The evidence our group has uncovered for the first time redefines the functionally important target driving HER2-amplified breast cancers as the HER2-HER3 complex rather than HER2 alone. The principle hypothesis behind our work is that treatments that inactivate HER2-HER3 signaling will be highly effective in the treatment of HER2-amplified breast cancer. To develop such therapies, we need to understand the unique structural and signaling characteristics that make HER2-HER3 a difficult target and to develop a new generation of drugs that act by inhibiting HER2-HER3 transactivation. We propose a program to determine the structural and signaling features that make HER2-HER3 difficult to inhibit. We will also conduct a phase I clinical trial to determine whether HER2-HER3 can be inhibited by a currently approved HER2 inhibitor at doses much higher than previously tested for HER2 alone. Using the latest and most innovative technologies for rational drug design, we propose to develop the next generation of drugs that work by inhibiting HER2-HER3 transactivation. This effort is entirely distinct from the drugs being developed in the pharmaceutical sector and this new class of drugs will eventually complement the currently developed drugs by significantly enhancing their potency.
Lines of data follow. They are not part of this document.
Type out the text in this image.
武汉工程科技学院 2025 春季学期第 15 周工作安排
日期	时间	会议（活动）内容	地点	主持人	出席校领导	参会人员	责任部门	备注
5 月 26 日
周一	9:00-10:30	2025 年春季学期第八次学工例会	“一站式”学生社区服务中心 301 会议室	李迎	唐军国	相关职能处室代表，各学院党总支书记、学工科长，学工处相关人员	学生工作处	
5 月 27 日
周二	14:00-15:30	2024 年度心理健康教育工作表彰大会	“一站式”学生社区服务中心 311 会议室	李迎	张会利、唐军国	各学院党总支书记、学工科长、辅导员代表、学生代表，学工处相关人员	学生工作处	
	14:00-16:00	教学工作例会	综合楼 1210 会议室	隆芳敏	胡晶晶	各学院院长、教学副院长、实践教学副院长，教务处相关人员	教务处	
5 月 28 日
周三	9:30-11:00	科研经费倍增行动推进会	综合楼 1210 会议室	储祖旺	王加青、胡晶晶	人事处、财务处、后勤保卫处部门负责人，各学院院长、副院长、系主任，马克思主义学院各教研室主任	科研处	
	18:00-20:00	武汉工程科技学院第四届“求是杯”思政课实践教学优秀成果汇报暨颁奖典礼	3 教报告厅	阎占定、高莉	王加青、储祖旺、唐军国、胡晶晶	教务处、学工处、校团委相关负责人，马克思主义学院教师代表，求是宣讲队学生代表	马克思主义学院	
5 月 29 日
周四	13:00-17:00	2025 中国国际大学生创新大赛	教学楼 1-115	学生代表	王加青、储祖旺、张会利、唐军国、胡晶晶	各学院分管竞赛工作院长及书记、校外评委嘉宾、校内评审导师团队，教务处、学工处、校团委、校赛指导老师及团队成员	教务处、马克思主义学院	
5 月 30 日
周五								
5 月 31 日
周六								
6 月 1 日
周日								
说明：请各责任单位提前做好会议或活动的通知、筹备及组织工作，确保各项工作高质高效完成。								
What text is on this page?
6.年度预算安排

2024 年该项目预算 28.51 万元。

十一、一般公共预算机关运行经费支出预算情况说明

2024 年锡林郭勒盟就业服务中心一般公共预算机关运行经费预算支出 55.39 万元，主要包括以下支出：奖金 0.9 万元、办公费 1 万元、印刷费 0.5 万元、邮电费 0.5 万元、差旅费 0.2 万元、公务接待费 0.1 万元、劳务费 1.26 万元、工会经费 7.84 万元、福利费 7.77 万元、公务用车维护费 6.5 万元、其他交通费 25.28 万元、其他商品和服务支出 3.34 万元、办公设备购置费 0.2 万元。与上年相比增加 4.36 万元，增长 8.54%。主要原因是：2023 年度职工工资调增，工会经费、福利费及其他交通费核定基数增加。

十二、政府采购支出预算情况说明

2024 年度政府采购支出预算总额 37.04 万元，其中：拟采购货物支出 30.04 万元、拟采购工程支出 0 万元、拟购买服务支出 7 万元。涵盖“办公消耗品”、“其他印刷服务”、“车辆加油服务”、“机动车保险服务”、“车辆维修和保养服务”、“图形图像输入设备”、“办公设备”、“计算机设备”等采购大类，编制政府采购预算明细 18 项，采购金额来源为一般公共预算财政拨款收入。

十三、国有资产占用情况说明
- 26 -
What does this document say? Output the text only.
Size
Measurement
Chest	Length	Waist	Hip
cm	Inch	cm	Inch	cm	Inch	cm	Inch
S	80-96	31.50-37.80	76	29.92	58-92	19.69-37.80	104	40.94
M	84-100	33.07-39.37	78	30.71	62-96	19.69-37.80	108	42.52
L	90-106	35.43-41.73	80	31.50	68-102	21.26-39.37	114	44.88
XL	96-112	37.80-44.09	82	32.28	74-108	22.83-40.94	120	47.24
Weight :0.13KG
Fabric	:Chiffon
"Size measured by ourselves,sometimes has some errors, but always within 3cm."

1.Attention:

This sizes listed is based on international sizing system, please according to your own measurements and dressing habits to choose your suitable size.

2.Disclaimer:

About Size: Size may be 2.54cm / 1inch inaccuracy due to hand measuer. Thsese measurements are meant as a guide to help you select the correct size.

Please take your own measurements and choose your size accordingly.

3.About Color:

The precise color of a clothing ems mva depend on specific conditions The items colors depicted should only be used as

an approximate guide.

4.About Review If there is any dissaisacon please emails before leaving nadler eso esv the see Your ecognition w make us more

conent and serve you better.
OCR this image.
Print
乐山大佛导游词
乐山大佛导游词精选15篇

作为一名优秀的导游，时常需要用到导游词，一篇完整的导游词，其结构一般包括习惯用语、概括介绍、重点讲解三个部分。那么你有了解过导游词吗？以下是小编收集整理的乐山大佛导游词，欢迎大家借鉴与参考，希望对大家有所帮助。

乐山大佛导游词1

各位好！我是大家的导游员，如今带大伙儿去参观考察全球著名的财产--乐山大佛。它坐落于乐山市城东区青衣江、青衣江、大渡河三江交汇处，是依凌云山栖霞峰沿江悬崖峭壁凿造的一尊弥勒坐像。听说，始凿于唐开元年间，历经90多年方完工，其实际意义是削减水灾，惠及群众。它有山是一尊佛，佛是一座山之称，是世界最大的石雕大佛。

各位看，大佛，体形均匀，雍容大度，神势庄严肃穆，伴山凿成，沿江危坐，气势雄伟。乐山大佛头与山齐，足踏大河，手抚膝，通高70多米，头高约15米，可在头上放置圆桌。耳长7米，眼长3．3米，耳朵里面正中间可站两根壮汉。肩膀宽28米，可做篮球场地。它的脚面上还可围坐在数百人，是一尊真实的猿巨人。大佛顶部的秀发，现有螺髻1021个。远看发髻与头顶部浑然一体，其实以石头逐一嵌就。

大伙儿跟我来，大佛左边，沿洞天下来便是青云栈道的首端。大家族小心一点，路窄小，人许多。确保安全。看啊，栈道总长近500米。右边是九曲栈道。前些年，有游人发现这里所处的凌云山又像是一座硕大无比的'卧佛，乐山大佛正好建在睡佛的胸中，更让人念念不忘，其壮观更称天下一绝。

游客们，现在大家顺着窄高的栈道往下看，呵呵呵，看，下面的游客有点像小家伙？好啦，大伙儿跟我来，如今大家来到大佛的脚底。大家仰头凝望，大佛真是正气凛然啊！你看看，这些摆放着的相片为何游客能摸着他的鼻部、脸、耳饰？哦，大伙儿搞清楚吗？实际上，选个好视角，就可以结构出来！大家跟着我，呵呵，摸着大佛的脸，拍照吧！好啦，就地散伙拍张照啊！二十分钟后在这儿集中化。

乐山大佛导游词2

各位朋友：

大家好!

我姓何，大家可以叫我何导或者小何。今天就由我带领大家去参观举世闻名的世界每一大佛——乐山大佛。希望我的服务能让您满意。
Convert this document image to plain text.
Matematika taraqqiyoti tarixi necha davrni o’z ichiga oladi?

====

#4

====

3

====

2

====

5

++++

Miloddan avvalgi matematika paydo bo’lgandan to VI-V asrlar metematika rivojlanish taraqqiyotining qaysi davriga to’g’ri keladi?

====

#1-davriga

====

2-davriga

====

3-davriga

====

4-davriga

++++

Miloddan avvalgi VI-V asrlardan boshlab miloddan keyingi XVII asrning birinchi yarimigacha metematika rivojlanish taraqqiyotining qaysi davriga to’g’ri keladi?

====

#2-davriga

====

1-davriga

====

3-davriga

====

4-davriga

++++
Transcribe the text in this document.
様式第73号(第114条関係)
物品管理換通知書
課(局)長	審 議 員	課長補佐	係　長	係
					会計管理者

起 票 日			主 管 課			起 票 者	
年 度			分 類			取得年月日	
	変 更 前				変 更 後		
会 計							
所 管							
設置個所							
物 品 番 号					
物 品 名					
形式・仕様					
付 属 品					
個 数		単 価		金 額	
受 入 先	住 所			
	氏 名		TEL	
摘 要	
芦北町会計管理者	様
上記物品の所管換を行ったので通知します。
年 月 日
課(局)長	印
After two decades of scientific research concerning HER2, it is now finally evident, more clearly than ever before, precisely what it will take to completely inactivate the oncogenic force underlying the HER2-positive subtype of breast cancer. We propose an integrated and multidisciplinary program to take on the challenge of developing treatments that can fully inactivate HER2-HER3 signaling. If we succeed, these efforts may, for the first time, lead to the development of highly effective treatments that could potentially eradicate disease in patients with even advanced HER2-positive breast cancer, leading to unprecedented reductions in breast cancer mortality. This seemingly surreal outcome is now within the foreseable future and we seek the support of a Susan G. Komen for the Cure Promise Grant to reach for it.